The leveling board, therefore, represents first the leveled production plan – the weekly customer demand averaged by day – in order to pull smoothly and in small quantities on the production lines – but also needs to take into account the real customer order for this truck. The leveling board should visualize start and end of truck preparation.
Waiting Pool
So if the customer orders more parts than the plan, where do they come from? Or if they order fewer parts than the plan, where should they go? Our assumption is that if they order fewer parts than the average planned, we will still build them. Certainly, this smacks of overproduction, but the belief is that if the customer doesn’t want the parts today, he’ll want them tomorrow on top of the averaged demand – and we wouldn’t be able to deliver because of fully loading the production line. In essence these are not parts in stock, but parts in waiting for a delayed order.
In order to learn how to deal with the discrepancies between the leveled production plan and the real truck order, we will start by visualizing the situation: we will set up a buffer stock, a “pool stock” in lean parlance which is not an inventory, but a waiting area for crates corresponding to the variation of created demand.
So, if the customer is asking for nine crates instead of ten today for truck number one, the tenth card will be placed in the leveling board, with a sign saying that the destination of the parts is not the truck preparation area (which is now complete) but the pool stock. Conversely, if the customer asks for eleven crates rather than the average of ten, the eleventh card will appear in the leveling board with an instruction to pick it up in the pool stock.
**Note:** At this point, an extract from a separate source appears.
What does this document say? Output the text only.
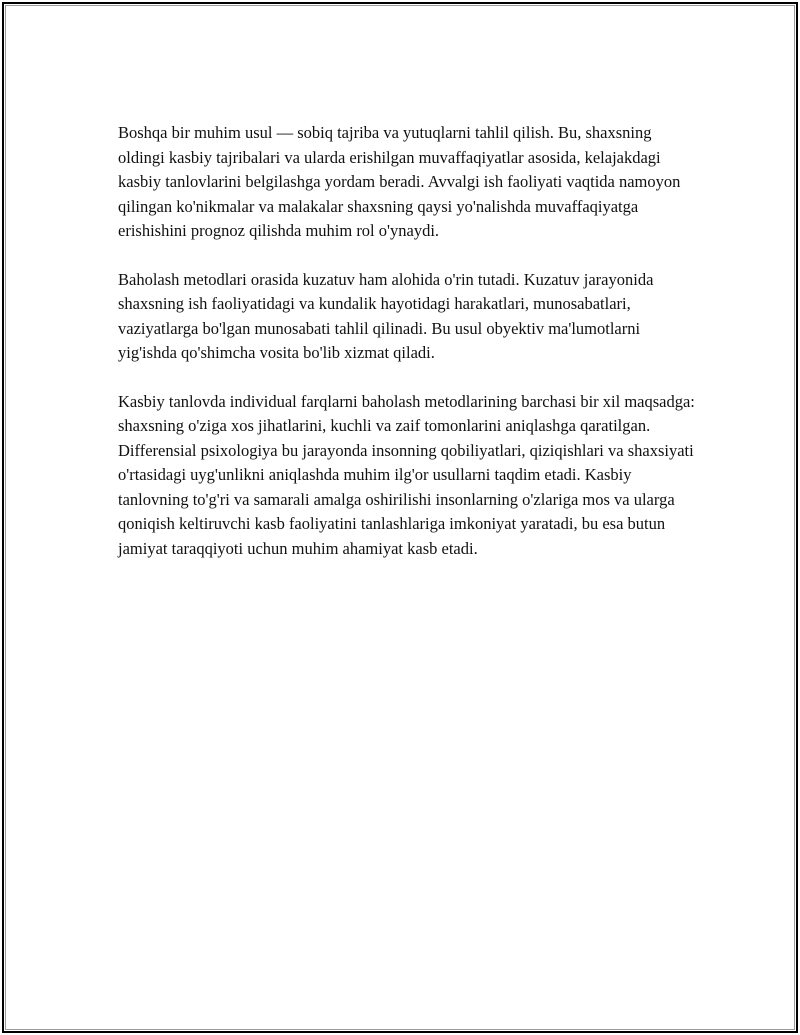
Boshqa bir muhim usul — sobiq tajriba va yutuqlarni tahlil qilish. Bu, shaxsning oldingi kasbiy tajribalari va ularda erishilgan muvaffaqiyatlar asosida, kelajakdagi kasbiy tanlovlarini belgilashga yordam beradi. Avvalgi ish faoliyati vaqtida namoyon qilingan ko'nikmalar va malakalar shaxsning qaysi yo'nalishda muvaffaqiyatga erishishini prognoz qilishda muhim rol o'ynaydi.

Baholash metodlari orasida kuzatuv ham alohida o'rin tutadi. Kuzatuv jarayonida shaxsning ish faoliyatidagi va kundalik hayotidagi harakatlari, munosabatlari, vaziyatlarga bo'lgan munosabati tahlil qilinadi. Bu usul obyektiv ma'lumotlarni yig'ishda qo'shimcha vosita bo'lib xizmat qiladi.

Kasbiy tanlovda individual farqlarni baholash metodlarining barchasi bir xil maqsadga: shaxsning o'ziga xos jihatlarini, kuchli va zaif tomonlarini aniqlashga qaratilgan. Differensial psixologiya bu jarayonda insonning qobiliyatlari, qiziqishlari va shaxsiyati o'rtasidagi uyg'unlikni aniqlashda muhim ilg'or usullarni taqdim etadi. Kasbiy tanlovning to'g'ri va samarali amalga oshirilishi insonlarning o'zlariga mos va ularga qoniqish keltiruvchi kasb faoliyatini tanlashlariga imkoniyat yaratadi, bu esa butun jamiyat taraqqiyoti uchun muhim ahamiyat kasb etadi.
Inventory sitting in this pool stock is tracked part by part with the kanban cards, which get their own board. Variations in the pool are the key to understanding real demand and customers’ behavior. Part by part, the amount of crates in the pool stock should be fiddled with endlessly to stick as closely as can be to real customer behavior. This stock is not, well, a stock so to speak, but a tool to understand the real nature of customer demand. For instance, it should be distinguished physically from any safety stock, which is kept to protect the customer from fire, strike, machine breakdown or a comet hitting the plant.
Handling the pool stock is not easy, but great kaizen material. You’ll discover there are many combinations of things going wrong, such as trucks not arriving on time (or with no set schedules), parts going to different customers (and at different takt times: don’t put them together, but treat them separately), or not receiving firm orders until the very last minute (fill the leveling board according to the leveled plan, and complete it as new information comes in). But that’s the fun of it.
At the gemba, check that your leveling board actually reflects trucks. In practice, most people who work with leveling boards are more focused on their impact on production (withdrawing from the line’s supermarket), and not on consolidating the truck (and delivering exactly to customers). I suspect the key to unlock your question lies in using the pool stock to absorb the difference between the leveled plan and the actual truck load. Make sure the leveling board visualizes both dimensions of the problem and that the people in shipping understand the kaizen they have to do on that matter, and I am willing to bet that your OTD will improve visibly.